In your May 18 cover story ("Doc accrediting goes high-tech," p. 41), the reporter refers to "negative perceptions" of the American Medical Association's physician database and cites research from last year's BDO Seidman survey claiming that "of those (hospitals) that don't use it (the AMA's Physician Masterfile), 32% said they do not believe the data are accurate."
This April, the AMA commissioned Deloitte & Touche to conduct a survey of current users of the AMA Physician Profile Service. The primary purpose was to assess customers' satisfaction with data fields deemed important to the credentialing process. The firm mailed the survey to 1,073 current AMA Physician Profile users. A total of 503 surveys were returned (a 47% response rate) and analyzed. Key findings included:
Satisfaction was high for the most important data elements (1.9 on a scale of 1 to 5, with 1 representing very satisfied respondents).
Customers are very satisfied with all key data elements used for credentialing and rated the AMA's performance "as good as" or "better than" other data sources.

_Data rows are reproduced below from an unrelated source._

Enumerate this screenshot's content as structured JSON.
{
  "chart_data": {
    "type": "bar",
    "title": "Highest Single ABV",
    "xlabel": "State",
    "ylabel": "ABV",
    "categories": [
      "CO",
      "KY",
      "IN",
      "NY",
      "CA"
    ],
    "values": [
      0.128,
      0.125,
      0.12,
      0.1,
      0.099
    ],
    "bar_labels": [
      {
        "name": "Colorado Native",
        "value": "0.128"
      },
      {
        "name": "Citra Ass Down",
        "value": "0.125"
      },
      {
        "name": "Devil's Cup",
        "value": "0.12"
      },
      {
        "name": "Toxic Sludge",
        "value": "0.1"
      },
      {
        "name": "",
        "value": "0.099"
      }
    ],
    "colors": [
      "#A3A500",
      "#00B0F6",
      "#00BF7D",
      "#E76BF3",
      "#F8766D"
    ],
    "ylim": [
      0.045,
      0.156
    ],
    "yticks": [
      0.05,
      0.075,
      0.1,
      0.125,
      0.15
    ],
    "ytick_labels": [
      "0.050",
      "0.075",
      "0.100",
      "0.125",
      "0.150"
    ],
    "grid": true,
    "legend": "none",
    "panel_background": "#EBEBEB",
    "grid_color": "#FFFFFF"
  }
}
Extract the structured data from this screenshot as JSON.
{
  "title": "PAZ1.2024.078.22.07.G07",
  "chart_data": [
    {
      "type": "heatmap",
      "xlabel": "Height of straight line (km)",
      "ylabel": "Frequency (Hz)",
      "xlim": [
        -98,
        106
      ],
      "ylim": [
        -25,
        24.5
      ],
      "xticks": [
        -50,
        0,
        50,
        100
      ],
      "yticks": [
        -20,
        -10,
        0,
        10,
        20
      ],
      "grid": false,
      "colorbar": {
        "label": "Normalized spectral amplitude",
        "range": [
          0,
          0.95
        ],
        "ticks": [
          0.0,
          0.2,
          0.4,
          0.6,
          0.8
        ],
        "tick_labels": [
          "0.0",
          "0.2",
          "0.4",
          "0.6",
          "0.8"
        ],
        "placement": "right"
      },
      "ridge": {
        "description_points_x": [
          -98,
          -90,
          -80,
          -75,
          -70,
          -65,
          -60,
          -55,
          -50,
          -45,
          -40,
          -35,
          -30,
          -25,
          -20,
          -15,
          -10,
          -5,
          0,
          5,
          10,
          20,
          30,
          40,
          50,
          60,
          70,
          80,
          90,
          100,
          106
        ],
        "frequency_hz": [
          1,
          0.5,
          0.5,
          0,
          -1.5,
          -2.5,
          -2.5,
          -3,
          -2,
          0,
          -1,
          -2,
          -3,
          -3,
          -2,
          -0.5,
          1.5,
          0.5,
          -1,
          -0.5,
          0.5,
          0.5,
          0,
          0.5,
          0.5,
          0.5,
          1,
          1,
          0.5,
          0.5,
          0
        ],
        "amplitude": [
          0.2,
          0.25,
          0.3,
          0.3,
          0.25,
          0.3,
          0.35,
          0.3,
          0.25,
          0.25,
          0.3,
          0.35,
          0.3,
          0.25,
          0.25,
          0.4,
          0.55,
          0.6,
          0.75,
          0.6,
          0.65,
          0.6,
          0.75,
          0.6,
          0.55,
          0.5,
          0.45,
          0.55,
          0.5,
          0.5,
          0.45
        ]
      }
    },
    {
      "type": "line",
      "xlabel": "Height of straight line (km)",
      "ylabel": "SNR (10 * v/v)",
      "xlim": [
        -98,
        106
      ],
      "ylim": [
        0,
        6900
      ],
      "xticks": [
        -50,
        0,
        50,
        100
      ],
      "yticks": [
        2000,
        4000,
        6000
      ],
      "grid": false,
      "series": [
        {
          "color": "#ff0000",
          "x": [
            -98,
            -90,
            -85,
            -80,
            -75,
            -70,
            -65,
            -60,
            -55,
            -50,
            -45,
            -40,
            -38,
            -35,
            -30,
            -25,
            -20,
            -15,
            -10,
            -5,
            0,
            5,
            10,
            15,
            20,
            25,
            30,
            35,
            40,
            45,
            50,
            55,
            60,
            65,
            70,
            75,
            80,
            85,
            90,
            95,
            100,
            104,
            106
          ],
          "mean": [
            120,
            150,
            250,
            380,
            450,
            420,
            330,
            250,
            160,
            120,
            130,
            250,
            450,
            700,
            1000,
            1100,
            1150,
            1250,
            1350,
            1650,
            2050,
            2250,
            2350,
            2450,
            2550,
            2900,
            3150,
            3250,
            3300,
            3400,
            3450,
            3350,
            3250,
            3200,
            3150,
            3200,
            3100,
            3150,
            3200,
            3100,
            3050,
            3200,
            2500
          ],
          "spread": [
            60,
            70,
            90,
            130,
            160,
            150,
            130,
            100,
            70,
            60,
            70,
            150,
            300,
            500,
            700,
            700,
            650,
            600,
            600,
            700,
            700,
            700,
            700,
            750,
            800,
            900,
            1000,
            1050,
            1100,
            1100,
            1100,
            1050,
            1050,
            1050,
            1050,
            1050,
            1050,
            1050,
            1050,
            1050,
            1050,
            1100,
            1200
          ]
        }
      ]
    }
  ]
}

Some 98% of respondents said they would continue to use the AMA Physician Profile Service.
Strict quality-control standards and protocols are followed in collection, processing and maintenance of AMA Masterfile data elements used for the physician credentialing process. As a result, the service is formally recognized in the standards of the Joint Commission on Accreditation of Healthcare Organizations, the National Committee for Quality Assurance and the American Accreditation Healthcare Commission/URAC.